Just returned from CMM International, in Chicago. The final attendance figures were not available before Converting Today went to press, but organizer Pennwell says there were “more than 7,000 registered attendees”. I had hoped to report a successful turnaround in the fortunes of the US show but, although the move to Rosemont has generally been welcomed, it still looks to be in decline.
Some of the booths certainly did well – among them Ashe, Bobst, Elite Cameron, Uteco, and Stanford – but the majority of exhibitors I spoke to expressed disappointment at the lack of visitors throughout the four-day event. “Slow” was a frequently used term for the level of activity. As expected, the second day was the busiest, but apart from occasional flurries of activity around a few booths, there often appeared to be more exhibitor staff than visitors along the aisles.
One-time major exhibitors such as Mark Andy and PCMC were notable by their absence, and the booths actually displaying machines were few and far between.
A number of exhibitors suggested that traditional shows such as CMM were a dying breed, and that the internet was now the best place to visit for information about products and services – far quicker, cheaper and more convenient. “The money spent on exhibiting at a trade show would be better used to improve our website,” was how one disgruntled manager put it.

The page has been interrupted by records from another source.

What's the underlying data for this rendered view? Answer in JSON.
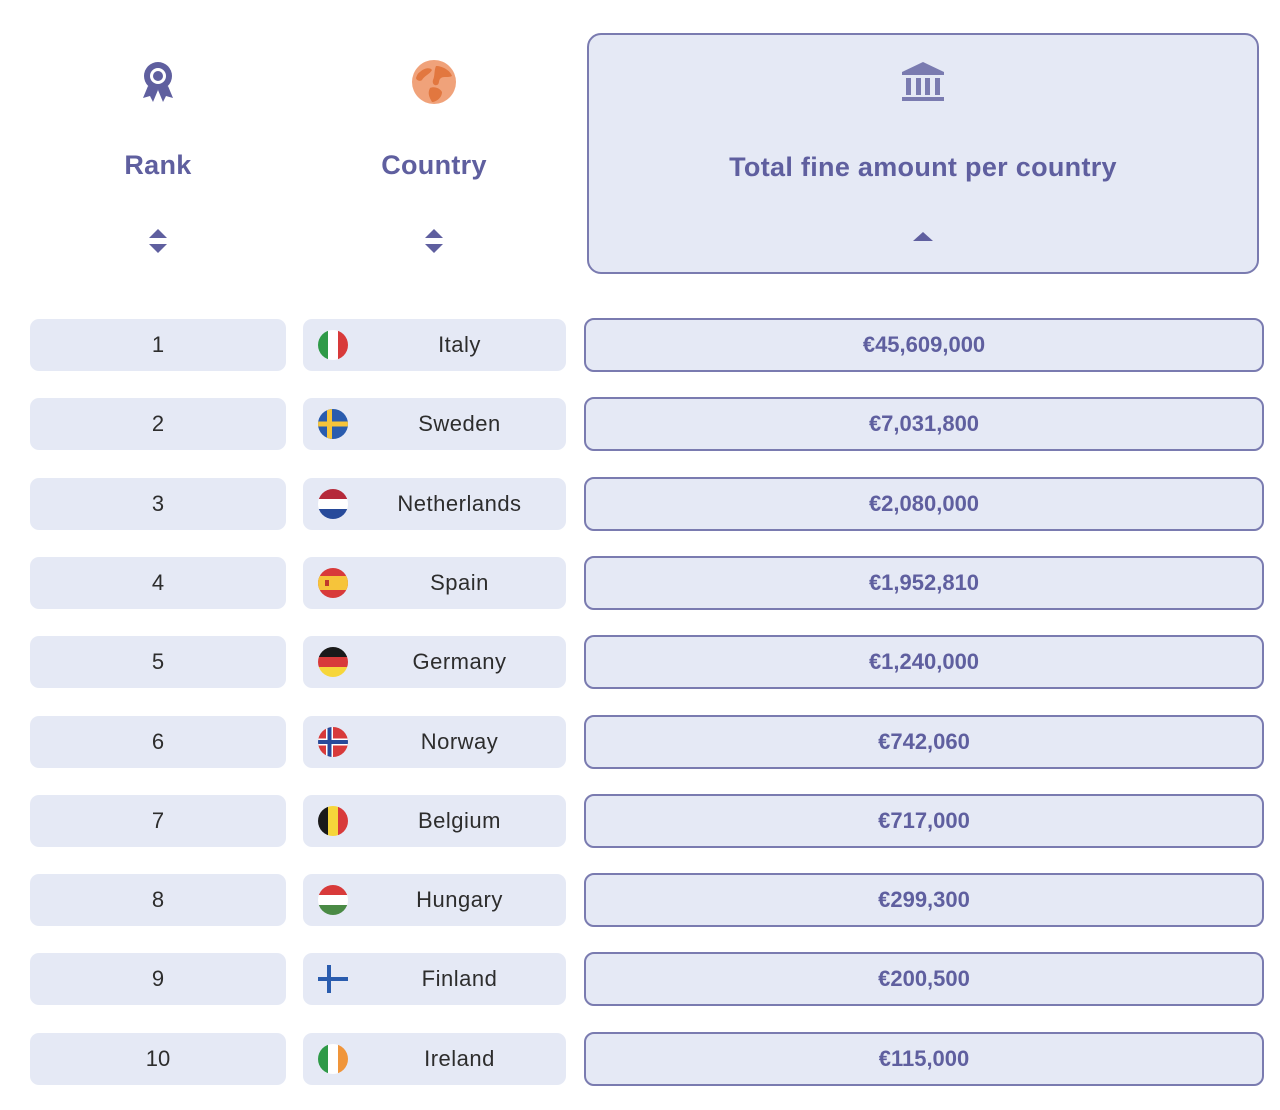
{
  "header": {
    "rank_label": "Rank",
    "country_label": "Country",
    "fine_label": "Total fine amount per country",
    "rank_icon": "award-ribbon-icon",
    "country_icon": "globe-icon",
    "fine_icon": "bank-building-icon"
  },
  "colors": {
    "accent": "#5f5f9f",
    "cell_background": "#e5e9f5",
    "border": "#7a7bb0",
    "text": "#2d2d2d"
  },
  "rows": [
    {
      "rank": "1",
      "country": "Italy",
      "flag": "italy-flag-icon",
      "amount": "€45,609,000"
    },
    {
      "rank": "2",
      "country": "Sweden",
      "flag": "sweden-flag-icon",
      "amount": "€7,031,800"
    },
    {
      "rank": "3",
      "country": "Netherlands",
      "flag": "netherlands-flag-icon",
      "amount": "€2,080,000"
    },
    {
      "rank": "4",
      "country": "Spain",
      "flag": "spain-flag-icon",
      "amount": "€1,952,810"
    },
    {
      "rank": "5",
      "country": "Germany",
      "flag": "germany-flag-icon",
      "amount": "€1,240,000"
    },
    {
      "rank": "6",
      "country": "Norway",
      "flag": "norway-flag-icon",
      "amount": "€742,060"
    },
    {
      "rank": "7",
      "country": "Belgium",
      "flag": "belgium-flag-icon",
      "amount": "€717,000"
    },
    {
      "rank": "8",
      "country": "Hungary",
      "flag": "hungary-flag-icon",
      "amount": "€299,300"
    },
    {
      "rank": "9",
      "country": "Finland",
      "flag": "finland-flag-icon",
      "amount": "€200,500"
    },
    {
      "rank": "10",
      "country": "Ireland",
      "flag": "ireland-flag-icon",
      "amount": "€115,000"
    }
  ]
}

The arrival of the CPP Expo/Pack Expo events has undoubtedly complicated things for the US converting show scene. Although the inaugural event in Las Vegas fell flat, the industry is waiting to see whether its second appearance in CMM’s former Chicago venue, McMormick Place, next year will mark a turning point. The jury is still out.
I certainly wouldn’t write CMM off yet; the US market needs a major show, and the success of ICE here in Europe proves what can be done.
Of course, another way for suppliers to reach their target audience is to stage their own ‘exhibition’, in the form of an open house event. These are often held by a single company, or in partnership with any number of subsidiary suppliers. As our news pages show this month (with no less than five stories), these events are becoming increasingly popular – both in their own right and as an adjunct to the ‘regular’ exhibitions, from which visitors are bussed to the other ‘show’ at the company’s plant.
One exhibition about which there can be few doubts is Labelexpo Europe. This year’s major event for the narrow web industry opens in Brussels on September 26-29. Our next issue will include an extensive preview of the show, together with a report from the BPIF cartons technical workshop in Dresden, featuring presentations by KBA, Sun Chemical, Robert Horne, Bobst, Kodak and Gilchrist UK.